The “impasse” is in the relationship part of my life, although there’s no relationship to speak of at the moment. (It’s tough to put the issue into exact words, but I’ll give it a go) Leaving aside the whole thing of meeting someone you’re compatible with, I don’t feel capable of having a relationship now, and I’ve felt like this for over two years. Essentially I’m sick of feeling like this (because it’s not a good thing to feel) and I don’t know what to do about it. I know it’s fine to not want a relationship, but it’s not like I’m getting over a recent breakup, or taking the time to focus on my career/another aspect of my life; this has been a persistent feeling in my life. I’d quite like to meet someone and start a relationship, but I don’t think I’m capable of doing it. (For reference: I have had relationships/dated previously, but not usually for longer than a few months and none for longer than 18 months).

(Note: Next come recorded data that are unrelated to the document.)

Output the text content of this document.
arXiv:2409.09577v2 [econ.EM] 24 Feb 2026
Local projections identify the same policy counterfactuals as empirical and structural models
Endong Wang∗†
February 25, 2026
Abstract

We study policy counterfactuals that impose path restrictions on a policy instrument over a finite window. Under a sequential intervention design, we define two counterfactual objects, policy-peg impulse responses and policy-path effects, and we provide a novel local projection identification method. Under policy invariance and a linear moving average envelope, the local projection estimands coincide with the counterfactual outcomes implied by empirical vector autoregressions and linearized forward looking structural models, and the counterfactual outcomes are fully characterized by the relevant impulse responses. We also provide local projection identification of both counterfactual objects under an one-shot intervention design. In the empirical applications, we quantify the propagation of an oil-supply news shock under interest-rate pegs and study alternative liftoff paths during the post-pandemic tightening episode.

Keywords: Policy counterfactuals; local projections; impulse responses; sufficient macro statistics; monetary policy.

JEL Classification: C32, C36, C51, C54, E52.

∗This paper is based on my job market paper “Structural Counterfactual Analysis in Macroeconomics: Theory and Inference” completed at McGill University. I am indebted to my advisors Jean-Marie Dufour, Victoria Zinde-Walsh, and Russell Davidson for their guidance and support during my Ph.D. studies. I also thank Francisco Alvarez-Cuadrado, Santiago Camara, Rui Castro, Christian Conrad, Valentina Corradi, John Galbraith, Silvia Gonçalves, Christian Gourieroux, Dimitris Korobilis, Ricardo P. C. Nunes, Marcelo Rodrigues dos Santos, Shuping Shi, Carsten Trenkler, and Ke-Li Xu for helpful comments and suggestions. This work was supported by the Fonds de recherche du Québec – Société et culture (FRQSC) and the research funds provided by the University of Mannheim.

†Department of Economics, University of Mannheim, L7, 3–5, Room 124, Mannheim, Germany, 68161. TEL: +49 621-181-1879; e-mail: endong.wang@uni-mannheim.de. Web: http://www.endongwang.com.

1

I’m don’t let my singledom rule my life. A lot of my friends are couples (or parts of couples) and I get along with them the same as my single friends (as long as they aren’t being overly cutesy, because that’s seriously annoying). I just feel like, not only is this part of my life not going anywhere, there’s some kind of emotional obstacle in place preventing things from ever going anywhere. I’ve done self examination to look at myself and try to improve aspects of my life (new job, hobbies I enjoy etc.), but I’m drawing a blank on what to do here. Obviously I’ll just carry on with my life, but, aside from carrying on waiting and just hoping I’ll suddenly feel emotionally capable of having a relationship one day, what can I do?
|
Incapable as in you can’t keep your partner happy? Can’t keep yourself happy or both?